WestRiverrat's avatar

There is currently no way to prove how much of the increased cancer rates and infant mortality are due to the radiation from TMI, and how much is from other causes.

I believe the number is somewhere between the anti-nuclear crusaders claims and the claims of the pronuclear crusaders.

The current situation in Japan is closer to a TMI incident than a Chernobyl. It is bad, but not as bad as most US news sources are claiming. It could get there, but it wasn’t at that level the last time I checked the news.

There were no deaths directly related to the TMI accident. How many are indirectly related can’t be accurately measured.

ETpro's avatar

@WestRiverrat That seems to be a fair assessment.
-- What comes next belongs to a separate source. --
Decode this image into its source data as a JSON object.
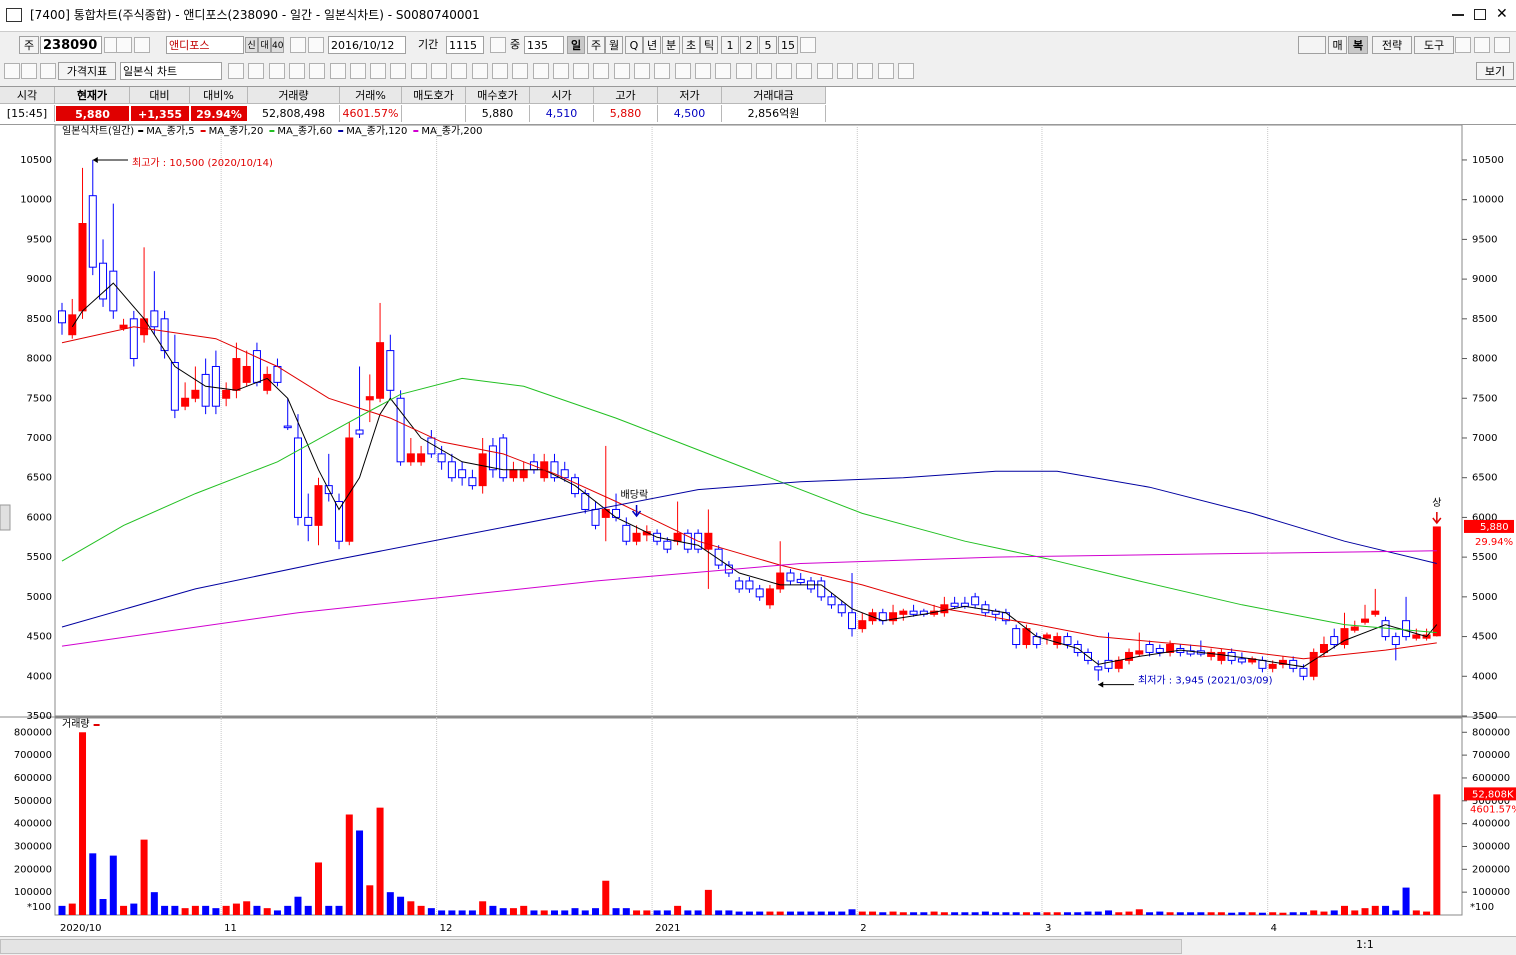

The Daiichi Plant could end up being a terrible accident if the spent fule tanks in either of reactor 2 or 3 melt down, because both building have gaping holes in them from hydrogen explosions. The fires in reactor 2 and 3 today forced all workers to evacuate when radiation again spiked. As of an hour ago, they had not been able to return, but monitoring robots were deployed. I certainly hope they can get all the reactors cooled down and safe, but the situation remains potentially grave at this time.